I am auditing three departments: Sales, Engineering and Human Resources. I want to calculate each department’s average spend on airfare. I’d like to use the Aggregation Framework for the audit, so I think of the operation in terms of a pipeline:

  1. Operation: Match documents where type = "airfare"; then pipe into
  2. Operation: Pass only the department and the amount fields through the pipeline; then pipe into
  3. Operation: Average the expense amount, grouped by department.

I will use the aggregation operators $match, $project and $group to perform each operation. Individual aggregation operations can be expressed as JSON objects, so I can think of my pipeline in JSON as:

  1. First operation:

    $match: { type: "airfare"}
  2. Piped into:

    $project: { department: 1, amount: 1 }
  3. Piped into:

    $group: { _id: "$department",
              average: { $avg: "$amount" } }

I use the Java Driver’s aggregation helper to build out this pipeline in my application.
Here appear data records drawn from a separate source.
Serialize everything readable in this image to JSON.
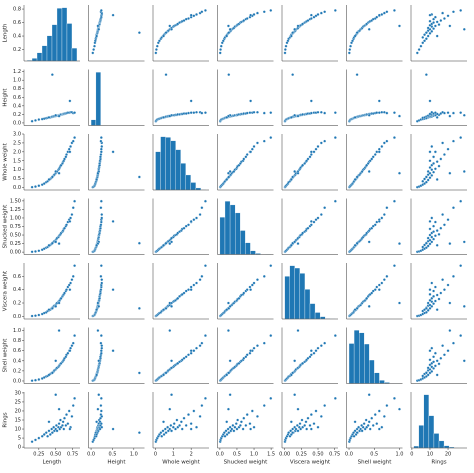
{
  "chart_data": {
    "type": "pairplot",
    "color": "#1f77b4",
    "variables": [
      {
        "name": "Length",
        "lim": [
          0.03,
          0.86
        ],
        "xticks": [
          0.25,
          {
            "value": 0.5,
            "label": "0.50"
          },
          0.75
        ],
        "yticks": [
          0.2,
          0.4,
          0.6,
          0.8
        ],
        "bins": [
          0.075,
          0.149,
          0.223,
          0.297,
          0.371,
          0.445,
          0.519,
          0.593,
          0.667,
          0.741,
          0.815
        ],
        "counts": [
          12,
          45,
          140,
          260,
          430,
          620,
          900,
          910,
          640,
          220
        ]
      },
      {
        "name": "Height",
        "lim": [
          -0.06,
          1.25
        ],
        "xticks": [
          {
            "value": 0,
            "label": "0.0"
          },
          0.5,
          {
            "value": 1,
            "label": "1.0"
          }
        ],
        "yticks": [
          {
            "value": 0,
            "label": "0.0"
          },
          0.2,
          0.4,
          0.6,
          0.8,
          {
            "value": 1,
            "label": "1.0"
          },
          1.2
        ],
        "bins": [
          0,
          0.113,
          0.226,
          0.339,
          0.452,
          0.565,
          0.678,
          0.791,
          0.904,
          1.017,
          1.13
        ],
        "counts": [
          400,
          3760,
          15,
          0,
          1,
          0,
          0,
          0,
          0,
          1
        ]
      },
      {
        "name": "Whole weight",
        "lim": [
          -0.14,
          3.0
        ],
        "xticks": [
          0,
          1,
          2
        ],
        "yticks": [
          {
            "value": 0,
            "label": "0.0"
          },
          0.5,
          {
            "value": 1,
            "label": "1.0"
          },
          1.5,
          {
            "value": 2,
            "label": "2.0"
          },
          2.5,
          {
            "value": 3,
            "label": "3.0"
          }
        ],
        "bins": [
          0,
          0.283,
          0.566,
          0.849,
          1.132,
          1.415,
          1.698,
          1.981,
          2.264,
          2.547,
          2.83
        ],
        "counts": [
          560,
          780,
          770,
          720,
          590,
          390,
          220,
          110,
          30,
          6
        ]
      },
      {
        "name": "Shucked weight",
        "lim": [
          -0.07,
          1.57
        ],
        "xticks": [
          {
            "value": 0,
            "label": "0.0"
          },
          0.5,
          {
            "value": 1,
            "label": "1.0"
          },
          1.5
        ],
        "yticks": [
          {
            "value": 0,
            "label": "0.00"
          },
          0.25,
          {
            "value": 0.5,
            "label": "0.50"
          },
          0.75,
          {
            "value": 1,
            "label": "1.00"
          },
          1.25,
          {
            "value": 1.5,
            "label": "1.50"
          }
        ],
        "bins": [
          0,
          0.149,
          0.298,
          0.447,
          0.596,
          0.745,
          0.894,
          1.043,
          1.192,
          1.341,
          1.49
        ],
        "counts": [
          700,
          1000,
          930,
          780,
          450,
          220,
          70,
          20,
          5,
          2
        ]
      },
      {
        "name": "Viscera weight",
        "lim": [
          -0.04,
          0.8
        ],
        "xticks": [
          {
            "value": 0,
            "label": "0.00"
          },
          0.25,
          {
            "value": 0.5,
            "label": "0.50"
          },
          0.75
        ],
        "yticks": [
          {
            "value": 0,
            "label": "0.0"
          },
          0.2,
          0.4,
          0.6
        ],
        "bins": [
          0,
          0.076,
          0.152,
          0.228,
          0.304,
          0.38,
          0.456,
          0.532,
          0.608,
          0.684,
          0.76
        ],
        "counts": [
          720,
          900,
          860,
          770,
          500,
          260,
          110,
          40,
          8,
          2
        ]
      },
      {
        "name": "Shell weight",
        "lim": [
          -0.05,
          1.06
        ],
        "xticks": [
          {
            "value": 0,
            "label": "0.0"
          },
          0.5,
          {
            "value": 1,
            "label": "1.0"
          }
        ],
        "yticks": [
          {
            "value": 0,
            "label": "0.0"
          },
          0.2,
          0.4,
          0.6,
          0.8,
          {
            "value": 1,
            "label": "1.0"
          }
        ],
        "bins": [
          0,
          0.1005,
          0.201,
          0.3015,
          0.402,
          0.5025,
          0.603,
          0.7035,
          0.804,
          0.9045,
          1.005
        ],
        "counts": [
          750,
          1000,
          950,
          740,
          440,
          200,
          60,
          20,
          5,
          3
        ]
      },
      {
        "name": "Rings",
        "lim": [
          -0.5,
          30.5
        ],
        "xticks": [
          0,
          10,
          20
        ],
        "yticks": [
          0,
          5,
          10,
          15,
          20,
          25,
          30
        ],
        "bins": [
          1,
          3.8,
          6.6,
          9.4,
          12.2,
          15,
          17.8,
          20.6,
          23.4,
          26.2,
          29
        ],
        "counts": [
          60,
          700,
          1650,
          1000,
          450,
          220,
          70,
          30,
          10,
          5
        ]
      }
    ],
    "samples": [
      [
        0.15,
        0.04,
        0.02,
        0.01,
        0.005,
        0.006,
        3
      ],
      [
        0.2,
        0.06,
        0.05,
        0.02,
        0.01,
        0.015,
        4
      ],
      [
        0.25,
        0.08,
        0.1,
        0.04,
        0.02,
        0.03,
        5
      ],
      [
        0.3,
        0.09,
        0.16,
        0.07,
        0.035,
        0.05,
        6
      ],
      [
        0.33,
        0.1,
        0.22,
        0.1,
        0.05,
        0.07,
        7
      ],
      [
        0.36,
        0.11,
        0.3,
        0.13,
        0.06,
        0.09,
        8
      ],
      [
        0.38,
        0.12,
        0.35,
        0.15,
        0.08,
        0.1,
        6
      ],
      [
        0.4,
        0.13,
        0.42,
        0.18,
        0.09,
        0.12,
        9
      ],
      [
        0.42,
        0.13,
        0.48,
        0.21,
        0.1,
        0.14,
        7
      ],
      [
        0.44,
        0.14,
        0.55,
        0.24,
        0.12,
        0.16,
        10
      ],
      [
        0.45,
        0.15,
        0.6,
        0.27,
        0.13,
        0.17,
        8
      ],
      [
        0.47,
        0.15,
        0.68,
        0.3,
        0.15,
        0.19,
        11
      ],
      [
        0.48,
        0.16,
        0.72,
        0.32,
        0.16,
        0.21,
        9
      ],
      [
        0.5,
        0.16,
        0.8,
        0.35,
        0.17,
        0.23,
        10
      ],
      [
        0.51,
        0.17,
        0.86,
        0.38,
        0.19,
        0.25,
        12
      ],
      [
        0.52,
        0.17,
        0.9,
        0.41,
        0.2,
        0.26,
        9
      ],
      [
        0.54,
        0.18,
        1.0,
        0.44,
        0.22,
        0.28,
        11
      ],
      [
        0.55,
        0.18,
        1.05,
        0.48,
        0.23,
        0.3,
        13
      ],
      [
        0.56,
        0.19,
        1.12,
        0.5,
        0.24,
        0.32,
        10
      ],
      [
        0.57,
        0.19,
        1.2,
        0.52,
        0.26,
        0.34,
        15
      ],
      [
        0.58,
        0.2,
        1.25,
        0.56,
        0.27,
        0.35,
        11
      ],
      [
        0.6,
        0.2,
        1.35,
        0.6,
        0.3,
        0.38,
        12
      ],
      [
        0.61,
        0.21,
        1.45,
        0.63,
        0.32,
        0.4,
        14
      ],
      [
        0.62,
        0.21,
        1.5,
        0.68,
        0.33,
        0.42,
        10
      ],
      [
        0.63,
        0.22,
        1.6,
        0.7,
        0.35,
        0.45,
        16
      ],
      [
        0.65,
        0.22,
        1.72,
        0.76,
        0.38,
        0.48,
        12
      ],
      [
        0.66,
        0.23,
        1.85,
        0.8,
        0.4,
        0.52,
        18
      ],
      [
        0.68,
        0.24,
        2.0,
        0.88,
        0.44,
        0.55,
        13
      ],
      [
        0.7,
        0.24,
        2.15,
        0.95,
        0.47,
        0.6,
        20
      ],
      [
        0.72,
        0.25,
        2.3,
        1.0,
        0.5,
        0.65,
        11
      ],
      [
        0.74,
        0.25,
        2.5,
        1.1,
        0.55,
        0.7,
        17
      ],
      [
        0.76,
        0.23,
        2.6,
        1.3,
        0.6,
        0.75,
        23
      ],
      [
        0.78,
        0.24,
        2.8,
        1.49,
        0.76,
        0.9,
        27
      ],
      [
        0.5,
        0.18,
        0.9,
        0.3,
        0.15,
        0.4,
        29
      ],
      [
        0.45,
        1.13,
        0.59,
        0.26,
        0.12,
        0.16,
        8
      ],
      [
        0.71,
        0.515,
        2.0,
        0.9,
        0.4,
        0.6,
        10
      ],
      [
        0.55,
        0.16,
        0.8,
        0.25,
        0.2,
        1.0,
        21
      ],
      [
        0.4,
        0.13,
        0.45,
        0.2,
        0.1,
        0.12,
        14
      ]
    ]
  }
}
Let’s take a look at the aggregate() method signature.

public AggregationOutput aggregate( DBObject firstOp, DBObject ... additionalOps)
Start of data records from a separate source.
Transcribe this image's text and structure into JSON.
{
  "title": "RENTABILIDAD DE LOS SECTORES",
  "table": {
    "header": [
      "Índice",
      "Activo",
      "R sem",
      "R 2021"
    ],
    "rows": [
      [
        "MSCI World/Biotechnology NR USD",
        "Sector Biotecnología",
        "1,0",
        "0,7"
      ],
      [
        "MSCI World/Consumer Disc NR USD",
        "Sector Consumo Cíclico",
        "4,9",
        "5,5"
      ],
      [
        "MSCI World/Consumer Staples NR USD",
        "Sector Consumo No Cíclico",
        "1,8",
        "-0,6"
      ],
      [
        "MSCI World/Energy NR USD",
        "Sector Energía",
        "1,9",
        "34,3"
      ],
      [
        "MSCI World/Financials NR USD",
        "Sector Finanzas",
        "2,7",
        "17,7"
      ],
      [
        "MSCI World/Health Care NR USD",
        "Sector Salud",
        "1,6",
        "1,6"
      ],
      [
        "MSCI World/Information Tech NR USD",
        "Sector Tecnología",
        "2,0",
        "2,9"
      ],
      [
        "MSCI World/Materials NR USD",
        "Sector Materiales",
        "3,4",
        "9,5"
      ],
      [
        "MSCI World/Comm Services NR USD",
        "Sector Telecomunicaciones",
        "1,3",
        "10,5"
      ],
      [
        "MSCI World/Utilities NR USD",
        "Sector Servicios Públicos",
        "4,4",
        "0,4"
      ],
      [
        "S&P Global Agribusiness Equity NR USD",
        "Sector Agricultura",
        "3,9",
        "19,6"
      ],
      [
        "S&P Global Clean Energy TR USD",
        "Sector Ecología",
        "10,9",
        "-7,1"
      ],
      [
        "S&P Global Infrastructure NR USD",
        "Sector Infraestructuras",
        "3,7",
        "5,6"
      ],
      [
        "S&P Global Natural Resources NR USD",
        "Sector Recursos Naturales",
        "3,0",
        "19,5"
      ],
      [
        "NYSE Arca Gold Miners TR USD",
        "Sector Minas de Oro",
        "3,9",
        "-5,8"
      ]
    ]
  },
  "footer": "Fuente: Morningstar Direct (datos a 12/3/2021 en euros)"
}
The aggregate() method uses Java varargs and accepts arbitrary number of DBObjects as parameters. These DBObjects represent aggregation operations, which will be chained together by the helper method to form the aggregation pipeline. Callers of the aggregate() method must pass at least one aggregation operation. Here’s the Java code we’ll use to perform the aggregation task:

// create our pipeline operations, first with the $match
DBObject match = new BasicDBObject("$match", new BasicDBObject("type", "airfare") );

// build the $projection operation
DBObject fields = new BasicDBObject("department", 1);
fields.put("amount", 1);
fields.put("_id", 0);
DBObject project = new BasicDBObject("$project", fields );

// Now the $group operation
DBObject groupFields = new BasicDBObject( "_id", "$department");
groupFields.put("average", new BasicDBObject( "$avg", "$amount"));
DBObject group = new BasicDBObject("$group", groupFields);

// run aggregation
AggregationOutput output = collection.aggregate( match, project, group );

Aggregations are executed as database commands in MongoDB. These commands embed the results of the aggregation task in an object that also contains additional information about how the command was executed. The return value of aggregate() is an instance of the AggregationOutput class, which provides assessors to this information.
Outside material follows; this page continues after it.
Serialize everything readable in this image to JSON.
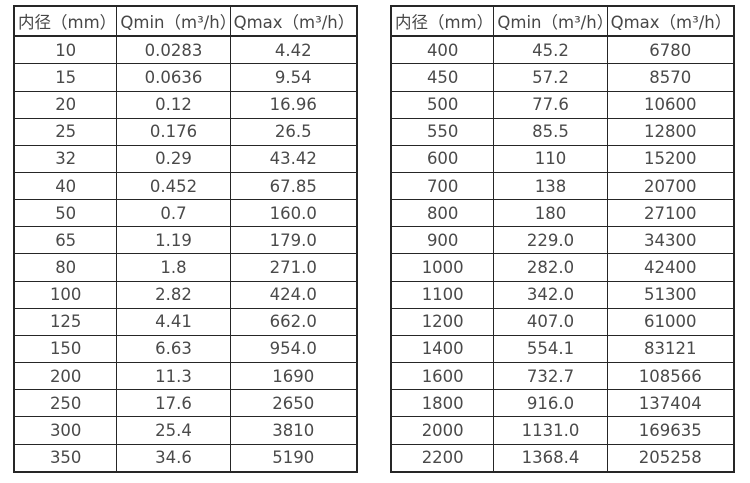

public Iterable<DBObject> results()
public CommandResult getCommandResult
public DBObject getCommand()

Let’s take a look at the results of my audit:

   "serverUsed" : "/" ,
   "result" : [
      {"_id" : "Human Resources" , "average" : 74.91735537190083} ,
      {"_id" : "Sales" , "average" : 72.30275229357798} ,
      {"_id" : "Engineering" , "average" : 74.1}
   ] ,
   "ok" : 1.0